Single by Raftaar and Brodha V

from the album Mr. Nair
- Language: Hindi; English;
- Released: 11 February 2019
- Genre: Desi hip hop
- Length: 3:41 (Music video) 3:37 (Audio)
- Label: Zee Music Company
- Songwriters: Raftaar; Brodha V;
- Producer: Tom Enzy

Music video
- "Naachne Ka Shaunq" on YouTube

= Naachne Ka Shaunq =

Single by Raftaar featuring Brodha V

"Naachne Ka Shaunq" is a desi hip hop song by Indian rapper Raftaar featuring Brodha V, released by Zee Music Company on 11 February 2019. It is the 12th track from Raftaar's album, Mr. Nair.

== Background ==
The song is about the current situation in Indian hip hop. People only listen and mindlessly dance to the beat, not understanding the meaning of the song and the lyrics. Raftaar also takes shots at the pop music genre, in an attempt to show the Indian public that they only listen to songs which are party numbers. They do not support good rap artists.

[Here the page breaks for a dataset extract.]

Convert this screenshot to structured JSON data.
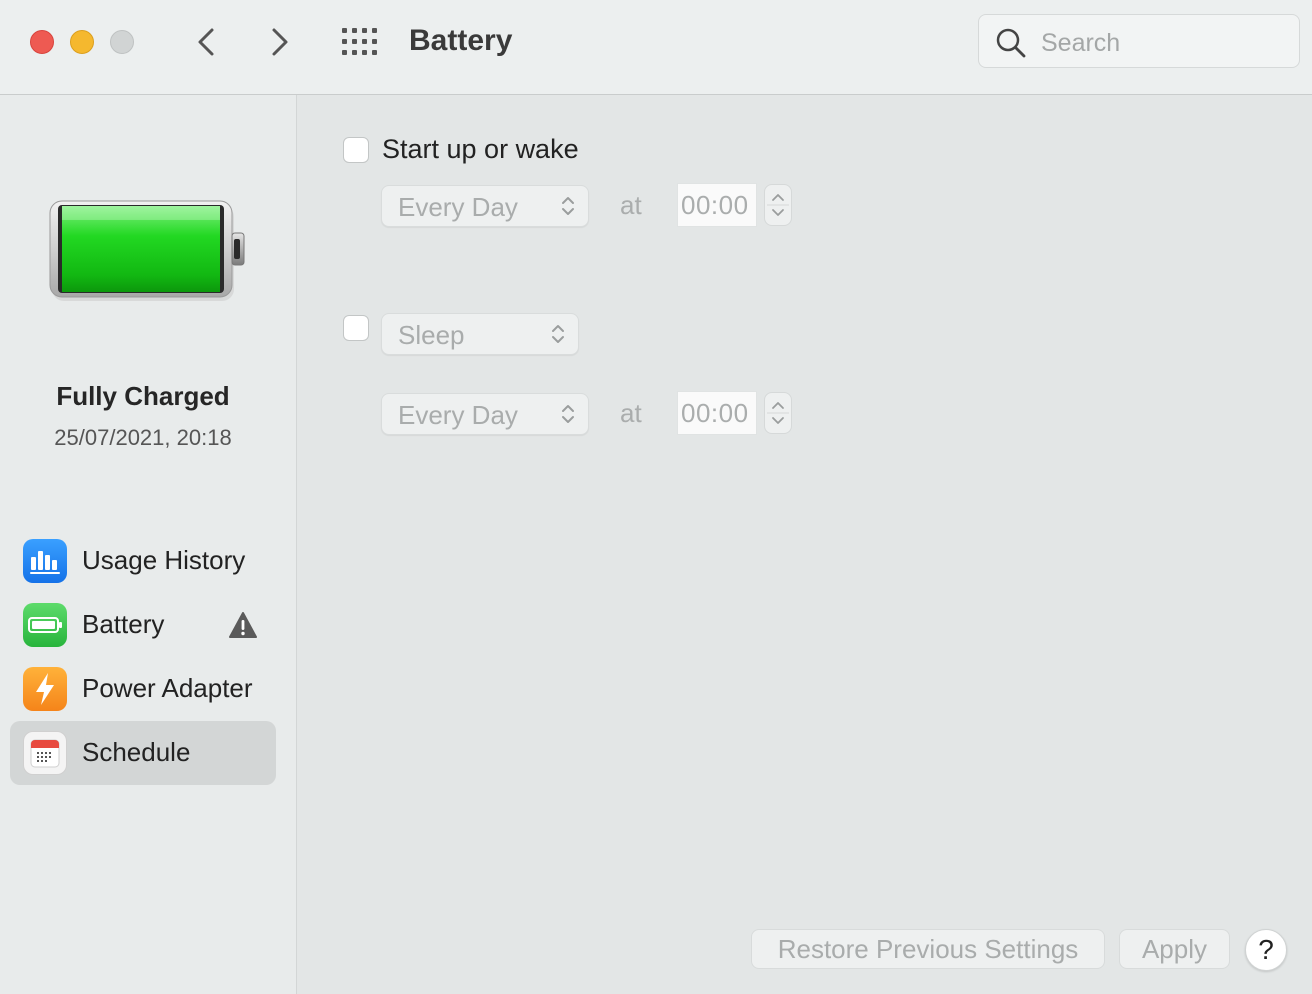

The song heavily samples comedian and rapper, Big Shaq's 2017 hit single Man's Not Hot. Raftaar references the song by rapping, "The thing goes skrrrahh...", a line used in Shaq's song. There are also disses targeted at American rapper Lil Pump. Raftaar mentions the song Gucci Gang in the starting as well as in the last part, telling the audience to stop listening to such music.

Brodha V also critiques the music industry highlighting the language barrier in India. He suggests he would be more successful in his career if the industry was not so Hindi-dominated. He raps about the condition of songs that tell the truth, and about his experiences in the music industry.

== Reception ==

The song's music video received 5 million views on YouTube in one day. It is one of the most viewed Indian hip hop songs on YouTube, currently having 53 million views (as of 2025).